In [17]:
# My standard magic !  You will see this in almost all my notebooks.

from IPython.core.interactiveshell import InteractiveShell
InteractiveShell.ast_node_interactivity = "all"

# Reload all modules imported with %aimport
%load_ext autoreload
%autoreload 1

# matplotlib: conda install requires tensorflow version downgrade
# %matplotlib inline

The autoreload extension is already loaded. To reload it, use:
  %reload_ext autoreload


In [18]:
import tensorflow as tf
import pandas as pd
import numpy as np

# The [`tf.data.Dataset`](https://www.tensorflow.org/guide/data) (TFDS)

A `Dataset`
- Is a way of *defining*  a **sequence** of **elements**
- Key property of sequence
    - Is *iterable*: we can only (directly) obtain the *next* element in the sequence
    - By restricting access to iteration
        - only one element at a time needs to fit into physical memory
        - facilitating use of datasets that are too large to fit into limited memory
        

`Dataset` may be used for multiple purposes
- our focus will be on its use to define a dataset for training a model
- So, an *element* will correspond to an *example* in the training set

Elements can be *structures*
- consisting of *components*
- components may be
    - `tuple`, `dict`
    - **not** `list`

The type/structure of an *element* will depend on the format in which your model expects inputs.

Dataset may be created
- from source
- via transformation of an existing Dataset

# Creating Datasets

We will provide a brief overview of creating a `Dataset`.
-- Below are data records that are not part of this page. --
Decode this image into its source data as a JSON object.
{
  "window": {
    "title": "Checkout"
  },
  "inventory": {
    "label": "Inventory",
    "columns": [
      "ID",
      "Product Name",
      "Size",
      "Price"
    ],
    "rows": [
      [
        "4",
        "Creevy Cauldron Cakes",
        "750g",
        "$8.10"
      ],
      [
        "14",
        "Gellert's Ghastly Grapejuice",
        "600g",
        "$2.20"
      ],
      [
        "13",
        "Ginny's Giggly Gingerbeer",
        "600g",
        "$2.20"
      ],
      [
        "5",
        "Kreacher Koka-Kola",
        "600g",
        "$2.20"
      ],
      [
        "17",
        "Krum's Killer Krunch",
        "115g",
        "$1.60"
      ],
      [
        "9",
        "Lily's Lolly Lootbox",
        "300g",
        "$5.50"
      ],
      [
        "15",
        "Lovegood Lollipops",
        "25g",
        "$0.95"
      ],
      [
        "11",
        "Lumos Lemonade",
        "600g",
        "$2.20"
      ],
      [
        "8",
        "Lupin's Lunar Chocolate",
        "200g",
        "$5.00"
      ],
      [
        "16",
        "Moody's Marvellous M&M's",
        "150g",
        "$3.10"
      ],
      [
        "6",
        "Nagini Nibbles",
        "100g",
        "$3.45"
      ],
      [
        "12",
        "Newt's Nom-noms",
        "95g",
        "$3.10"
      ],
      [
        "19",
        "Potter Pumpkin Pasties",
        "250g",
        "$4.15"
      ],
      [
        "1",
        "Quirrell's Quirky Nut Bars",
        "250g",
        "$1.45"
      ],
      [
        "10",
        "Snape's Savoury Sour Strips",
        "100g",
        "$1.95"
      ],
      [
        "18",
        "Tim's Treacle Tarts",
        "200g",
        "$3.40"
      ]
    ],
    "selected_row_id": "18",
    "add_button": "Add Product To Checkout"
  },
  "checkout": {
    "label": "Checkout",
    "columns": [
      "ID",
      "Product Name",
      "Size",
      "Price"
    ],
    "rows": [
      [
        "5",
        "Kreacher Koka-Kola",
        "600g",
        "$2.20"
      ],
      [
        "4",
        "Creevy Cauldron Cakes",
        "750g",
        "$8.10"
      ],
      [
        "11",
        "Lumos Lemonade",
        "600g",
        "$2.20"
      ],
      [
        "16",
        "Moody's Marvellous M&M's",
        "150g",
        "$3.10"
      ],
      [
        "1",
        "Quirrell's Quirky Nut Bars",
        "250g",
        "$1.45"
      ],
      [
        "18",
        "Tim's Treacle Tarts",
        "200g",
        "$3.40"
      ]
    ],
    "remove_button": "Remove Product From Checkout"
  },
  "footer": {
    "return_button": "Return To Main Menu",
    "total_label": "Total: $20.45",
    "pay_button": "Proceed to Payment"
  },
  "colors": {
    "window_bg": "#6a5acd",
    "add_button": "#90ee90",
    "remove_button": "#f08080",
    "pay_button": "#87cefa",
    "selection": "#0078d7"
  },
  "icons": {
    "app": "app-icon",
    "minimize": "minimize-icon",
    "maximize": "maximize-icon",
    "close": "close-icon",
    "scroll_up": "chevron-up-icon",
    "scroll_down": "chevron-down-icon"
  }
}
See [the docs](https://www.tensorflow.org/guide/data) for a deeper introduction.


## From memory

One way is to create a `Dataset` from Tensors stored in memory
- This assumes your physical memory is large enough
- We will learn about generators later

The `element_spec` method will be helpful in explaining the element type.

### `from_tensors`

The `from_tensors` method creates a dataset *with a **single** element* from a pre-existing Tensor.


In [19]:
t = tf.constant([[1, 2], [3, 4]])

ds = tf.data.Dataset.from_tensors(t) 

print(f"Element spec: {ds.element_spec}\n")

for i, elem in enumerate(ds):
    print(f"Example {i}:", elem)


Element spec: TensorSpec(shape=(2, 2), dtype=tf.int32, name=None)

Example 0: tf.Tensor(
[[1 2]
 [3 4]], shape=(2, 2), dtype=int32)


Note that this single element may be a higher dimensional Tensor
- but it is still a **single** element

We can also define a single element that is a *structure*

Here we call `from_tensors`
- argument: *tuple* of tensors


In [20]:
ds = tf.data.Dataset.from_tensors( (tf.constant([1,2]), 
                                    tf.constant([3,4])
                                   )
                                 )

print(f"Element spec: {ds.element_spec}\n")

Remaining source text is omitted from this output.